JAMSTEC and the University Tokyo will work in close cooperation with overseas research institutions to improve observing systems in the Indo-Pacific region - the key areas in the climate prediction, develop simulation models capable of better predictions, and deliver reliable climate forecasts, thereby contributing to the world.
*1 Indian Ocean dipole (IOD)
IOD is a coupled ocean-atmosphere phenomenon in the Indian Ocean. A positive phase of IOD causes an anomalous cooling of SST in the eastern Indian Ocean (off Java Island), bringing draughts in the Indonesian and Australian region. On the other hand, the western Indian Ocean (off the east coast of Africa) will experience an anomalous warming of SST, which activates atmospheric convections and brings increased rainfall. A negative phase of IOD, in contrast, involves anomalously high SSTs in the eastern Indian Ocean and low SSTs in the west, bringing more rain to the Indonesia and Australia region and less to the east African countries.
*2. Winter-spring predictability barrier
El Niño event prediction for the next spring onward is considered to be difficult as a new oceanic mixed layer is reformed in the springtime.
*3: Dipole Mode Index (DMI)
DMI is a measure of anomalous SST gradient across the tropical Indian Ocean. It is obtained by deducting the average SST in the western equatorial Indian Ocean (50°E-70°E and 10°S-10°N) from that in the south eastern equatorial Indian Ocean (90°E-110°E and 10°S-0°N). When the DMI value is positive, the phenomenon is referred as positive IOD. When negative, the phenomenon is called negative IOD. DMI is internationally recognized and is based on the Dr. Yamagata and his collaborators’ article published in the science journal Nature in 1999.
Figure 1. Diagram showing IOD as a precursor of the following year’s El Niño state.
1) Increased easterly winds favor the build-up of warm water in the western Pacific, pushing down the thermocline. 2) When easterly winds weaken, the warm water pool shifts to the east. 3) Increased westerly winds trigger El Niño conditions.
a) Lag-correlation between IOD index and ENSO(*) indices.
The lag-correlation describes the strength of the relationship between two elements in a time series. In this study, the lag-correlation coefficient was calculated by hindcasting the ENSO index from the IOD index (DMI) in previous years. The vertical axis denotes the lag-correlation coefficient and the horizontal axis denotes time (year 0: IOD index peak, year 1: following year, year -1: previous year). The ENSO peak in year 0 shows high negative correlations, suggesting a strong relationship between negative IOD events and the following year’s El Niño conditions. The dashed lines indicate the 95% confidence limit.
*ENSO( El Niño-Southern Oscillation)
ENSO is a coupled climate mode composed of an oceanic phenomenon (El Niño) and an atmospheric east-west oscillation (Southern Oscillation). The two phenomena, previously dealt with separately, were combined in the 1980s as El Niño-Southern Oscillation. In tropical oceans, high SSTs are accompanied by low surface pressures and low SSTs by high surface pressures.

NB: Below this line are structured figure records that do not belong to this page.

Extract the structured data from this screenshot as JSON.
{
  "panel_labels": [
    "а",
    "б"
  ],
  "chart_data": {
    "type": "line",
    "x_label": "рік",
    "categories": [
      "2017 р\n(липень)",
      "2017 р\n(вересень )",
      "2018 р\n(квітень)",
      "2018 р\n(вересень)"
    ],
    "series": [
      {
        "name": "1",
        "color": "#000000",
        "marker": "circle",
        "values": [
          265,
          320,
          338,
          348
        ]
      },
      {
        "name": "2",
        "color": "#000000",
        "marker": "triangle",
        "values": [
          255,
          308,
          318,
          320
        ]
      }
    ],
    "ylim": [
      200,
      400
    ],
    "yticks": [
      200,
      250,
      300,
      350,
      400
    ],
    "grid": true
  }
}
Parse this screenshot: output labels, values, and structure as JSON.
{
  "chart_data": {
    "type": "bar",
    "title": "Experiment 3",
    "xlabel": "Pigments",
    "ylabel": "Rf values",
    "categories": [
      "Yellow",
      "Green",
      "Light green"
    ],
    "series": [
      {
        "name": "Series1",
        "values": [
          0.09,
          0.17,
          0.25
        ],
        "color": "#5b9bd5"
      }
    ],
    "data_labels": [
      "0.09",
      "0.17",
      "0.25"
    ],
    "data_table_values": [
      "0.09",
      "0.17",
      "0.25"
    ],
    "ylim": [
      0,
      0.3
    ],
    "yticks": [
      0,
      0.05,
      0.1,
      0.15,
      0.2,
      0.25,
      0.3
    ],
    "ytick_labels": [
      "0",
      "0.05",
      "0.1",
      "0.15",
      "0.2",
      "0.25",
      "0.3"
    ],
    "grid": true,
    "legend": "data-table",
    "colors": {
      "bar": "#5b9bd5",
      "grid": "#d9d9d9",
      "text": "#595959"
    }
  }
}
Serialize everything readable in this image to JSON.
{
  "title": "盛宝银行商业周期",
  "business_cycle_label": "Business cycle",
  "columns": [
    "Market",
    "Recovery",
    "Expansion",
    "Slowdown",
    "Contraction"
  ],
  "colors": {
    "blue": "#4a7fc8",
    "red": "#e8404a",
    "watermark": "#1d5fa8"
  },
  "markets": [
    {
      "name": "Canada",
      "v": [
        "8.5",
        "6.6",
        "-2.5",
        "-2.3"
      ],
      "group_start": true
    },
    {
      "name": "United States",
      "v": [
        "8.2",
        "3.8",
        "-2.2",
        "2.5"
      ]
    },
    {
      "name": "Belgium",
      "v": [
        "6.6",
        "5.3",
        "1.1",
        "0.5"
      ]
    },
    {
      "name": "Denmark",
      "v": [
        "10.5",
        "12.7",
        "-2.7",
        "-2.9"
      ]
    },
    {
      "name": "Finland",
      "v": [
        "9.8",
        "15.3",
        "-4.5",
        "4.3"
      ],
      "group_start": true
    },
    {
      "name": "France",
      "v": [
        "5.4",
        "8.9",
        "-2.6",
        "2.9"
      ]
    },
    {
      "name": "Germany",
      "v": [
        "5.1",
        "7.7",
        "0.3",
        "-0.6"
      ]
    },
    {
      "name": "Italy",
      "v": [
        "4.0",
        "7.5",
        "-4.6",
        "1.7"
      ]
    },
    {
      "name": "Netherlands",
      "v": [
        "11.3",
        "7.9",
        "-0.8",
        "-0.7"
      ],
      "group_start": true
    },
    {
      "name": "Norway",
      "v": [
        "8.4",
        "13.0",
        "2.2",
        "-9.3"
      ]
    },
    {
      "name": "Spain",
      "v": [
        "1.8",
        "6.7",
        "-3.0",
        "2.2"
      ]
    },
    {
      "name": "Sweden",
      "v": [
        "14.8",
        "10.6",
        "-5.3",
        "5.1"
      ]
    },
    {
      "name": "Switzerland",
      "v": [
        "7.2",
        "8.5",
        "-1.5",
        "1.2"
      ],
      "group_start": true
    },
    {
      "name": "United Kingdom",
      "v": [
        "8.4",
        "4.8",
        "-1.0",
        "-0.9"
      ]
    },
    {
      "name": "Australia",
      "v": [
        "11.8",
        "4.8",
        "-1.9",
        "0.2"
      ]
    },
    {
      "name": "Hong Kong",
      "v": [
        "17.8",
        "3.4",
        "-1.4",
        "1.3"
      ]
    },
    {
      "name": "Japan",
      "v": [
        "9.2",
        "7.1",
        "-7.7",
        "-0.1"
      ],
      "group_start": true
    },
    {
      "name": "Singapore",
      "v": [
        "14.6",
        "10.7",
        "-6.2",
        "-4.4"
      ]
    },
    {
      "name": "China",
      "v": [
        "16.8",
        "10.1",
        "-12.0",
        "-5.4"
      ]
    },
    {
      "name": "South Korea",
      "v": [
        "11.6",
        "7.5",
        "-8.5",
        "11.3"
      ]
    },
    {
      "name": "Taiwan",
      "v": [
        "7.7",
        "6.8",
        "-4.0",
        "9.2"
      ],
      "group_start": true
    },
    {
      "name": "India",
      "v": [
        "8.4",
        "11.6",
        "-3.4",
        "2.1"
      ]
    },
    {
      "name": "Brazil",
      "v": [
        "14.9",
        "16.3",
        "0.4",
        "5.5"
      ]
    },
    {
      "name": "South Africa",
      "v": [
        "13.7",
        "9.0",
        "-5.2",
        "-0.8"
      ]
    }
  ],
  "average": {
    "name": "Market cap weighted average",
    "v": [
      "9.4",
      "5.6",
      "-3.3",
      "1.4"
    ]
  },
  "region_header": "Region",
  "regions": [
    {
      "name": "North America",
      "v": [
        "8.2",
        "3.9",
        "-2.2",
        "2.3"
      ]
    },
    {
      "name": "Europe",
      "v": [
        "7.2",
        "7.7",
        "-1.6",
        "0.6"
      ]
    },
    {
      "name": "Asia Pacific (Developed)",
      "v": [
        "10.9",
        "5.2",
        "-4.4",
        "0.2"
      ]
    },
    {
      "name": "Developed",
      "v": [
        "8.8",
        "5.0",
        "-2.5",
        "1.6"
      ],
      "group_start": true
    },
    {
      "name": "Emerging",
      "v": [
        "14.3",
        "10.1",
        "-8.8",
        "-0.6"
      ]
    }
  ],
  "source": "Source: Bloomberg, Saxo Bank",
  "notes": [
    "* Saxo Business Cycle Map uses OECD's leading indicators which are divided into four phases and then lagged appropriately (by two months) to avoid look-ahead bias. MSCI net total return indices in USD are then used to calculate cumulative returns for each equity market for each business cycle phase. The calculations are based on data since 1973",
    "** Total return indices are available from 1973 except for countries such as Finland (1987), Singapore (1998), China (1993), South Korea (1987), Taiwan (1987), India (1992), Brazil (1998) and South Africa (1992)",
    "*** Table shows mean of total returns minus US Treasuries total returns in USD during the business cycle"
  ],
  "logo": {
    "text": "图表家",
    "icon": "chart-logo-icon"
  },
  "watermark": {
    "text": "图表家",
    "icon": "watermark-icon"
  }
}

b) Correlation skill of El Niño hindcasts using observational data
|(Blue):||using WWV in September-November of year 0. Due to the influence of the winter-spring predictability barrier, the prediction skill drops sharply in May and June.|
|(Black):||using WWV and western Pacific zonal wind in February-April of year 1. No influence of the winter-spring predictability barrier is seen but forecasts beyond one year of lead time are not possible.|
|(Red):||using WWV+IOD index in September-November of year 0. No influence of winter-spring predictability barrier. The correlation scores beyond one year of lead time exceed 0.75.|
c) Observed (black) and predicted (red)ENSO index over 13 months of lead time
The vertical axis denotes SST anomalies in the El Niño monitoring area.